Während die Marktteilnehmer den Strategiewechsel bei Oracle zwar interessiert, aber gelassen zur Kenntnis nehmen, sehen sie in Microsoft einen ernsthaften Konkurrenten. Der Grund: Business Intelligence findet in vielen Unternehmen vor allem via Spreadsheet, sprich mit Microsofts Excel, statt. Für Management-Reporting, Geschäftsplanung, Finanzberichtswesen, Konsolidierung und Performance Scorecards/Dashboards setzen nur 20 bis 30 Prozent der Unternehmen professionelle BI-Tools ein, weitere 25 bis 35 Prozent arbeiten mit analytischen ERP-Lösungen. BI-Anbieter unterstützen daher fast durch die Bank Excel als Frontend-Werkzeug. Die Integration in die hauseigenen Office-, CRM- und Datenbankprodukte kann aber keiner von ihnen so gut leisten und vor allem so kostengünstig anbieten wie Microsoft selbst. Vor allem die BI-Anbieter von Basisfunktionen und Reporting-Spezialisten dürften durch das Engagement aus Redmond unter Druck geraten.

Die BI-Aktivitäten von SAP, Microsoft und Co. entsprechen zudem dem Bedürfnis der Anwender, möglichst wenige unterschiedliche Techniken einsetzen zu müssen. So sind für eine BI-Architektur in der Regel mindestens zwei bis drei Komponenten nötig. Hinzu kommen die vielen operativen Systeme, in denen die Daten erzeugt werden, die allesamt zu einer unternehmensweit einheitlichen Form und Bedeutung harmonisiert werden müssen. Der dafür nötige Aufwand müsste Best-of-Breed-Strategien denkbar ungeeignet erscheinen lassen. Trotzdem erfreuen sich diese Ansätze bei den Anwendern großer Beliebtheit.

BI als Web-Service

Die klassischen BI-Anbieter reagieren auf diese Situation, indem sie möglichst umfassende End-to-End-Lösungen aufbauen. Um Lücken zu schließen, kaufen die großen Anbieter weiterhin Mitbewerber auf und halten damit den seit Jahren andauernden Konzentrationsprozess in Gang. Besonders begehrt waren hier in den vergangenen Jahren Spezialisten, deren Programme halfen, die Datenqualität zu messen oder zu verbessern.
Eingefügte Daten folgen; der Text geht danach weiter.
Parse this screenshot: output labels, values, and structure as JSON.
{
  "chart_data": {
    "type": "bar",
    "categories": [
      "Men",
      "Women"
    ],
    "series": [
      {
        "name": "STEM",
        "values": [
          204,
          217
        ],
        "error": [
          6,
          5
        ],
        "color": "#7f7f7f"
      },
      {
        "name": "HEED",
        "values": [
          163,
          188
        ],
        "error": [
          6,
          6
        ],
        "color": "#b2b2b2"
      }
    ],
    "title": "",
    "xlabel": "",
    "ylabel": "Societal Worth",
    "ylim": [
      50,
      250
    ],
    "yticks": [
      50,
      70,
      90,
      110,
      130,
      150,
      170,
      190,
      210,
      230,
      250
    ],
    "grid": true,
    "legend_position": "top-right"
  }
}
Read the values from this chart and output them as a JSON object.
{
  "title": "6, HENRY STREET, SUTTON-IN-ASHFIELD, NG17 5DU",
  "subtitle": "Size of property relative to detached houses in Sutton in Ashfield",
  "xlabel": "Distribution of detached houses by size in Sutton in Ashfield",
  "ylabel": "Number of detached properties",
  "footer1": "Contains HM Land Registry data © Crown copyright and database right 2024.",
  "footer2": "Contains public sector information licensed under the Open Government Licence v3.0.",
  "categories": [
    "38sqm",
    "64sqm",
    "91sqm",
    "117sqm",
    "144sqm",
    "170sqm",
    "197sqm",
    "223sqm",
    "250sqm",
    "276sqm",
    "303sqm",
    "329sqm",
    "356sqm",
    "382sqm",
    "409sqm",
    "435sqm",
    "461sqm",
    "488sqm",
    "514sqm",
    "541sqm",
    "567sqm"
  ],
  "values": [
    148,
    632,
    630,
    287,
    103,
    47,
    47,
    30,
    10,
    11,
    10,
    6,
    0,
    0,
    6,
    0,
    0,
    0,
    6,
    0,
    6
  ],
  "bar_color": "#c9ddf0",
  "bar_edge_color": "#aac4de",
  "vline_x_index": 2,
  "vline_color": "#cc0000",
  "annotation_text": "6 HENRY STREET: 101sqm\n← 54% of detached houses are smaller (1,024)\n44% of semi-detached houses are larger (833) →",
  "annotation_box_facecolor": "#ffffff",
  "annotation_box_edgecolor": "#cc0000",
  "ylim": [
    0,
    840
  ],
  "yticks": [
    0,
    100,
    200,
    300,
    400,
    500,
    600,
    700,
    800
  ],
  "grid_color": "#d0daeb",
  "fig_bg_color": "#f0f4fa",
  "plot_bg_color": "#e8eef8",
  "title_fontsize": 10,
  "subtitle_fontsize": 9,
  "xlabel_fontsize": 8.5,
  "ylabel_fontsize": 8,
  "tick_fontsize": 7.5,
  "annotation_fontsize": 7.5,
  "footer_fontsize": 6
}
Unter dem Druck von Microsoft und den ERP-Anbietern weichen die BI-Spezialisten zunehmend auf vertikale Märkte aus. Dabei gehört die Finanzbranche mit ihren Risc-Management-Anforderungen und ihrer Bereitschaft, viel Geld für IT auszugeben, nach wie vor zu den begehrtesten Kunden. Zu den Hoffnungsträgern zählt auch der von Reformen gebeutelte Gesundheitsmarkt. Insbesondere die Krankenhäuser fahnden nach Einsparpotenzialen.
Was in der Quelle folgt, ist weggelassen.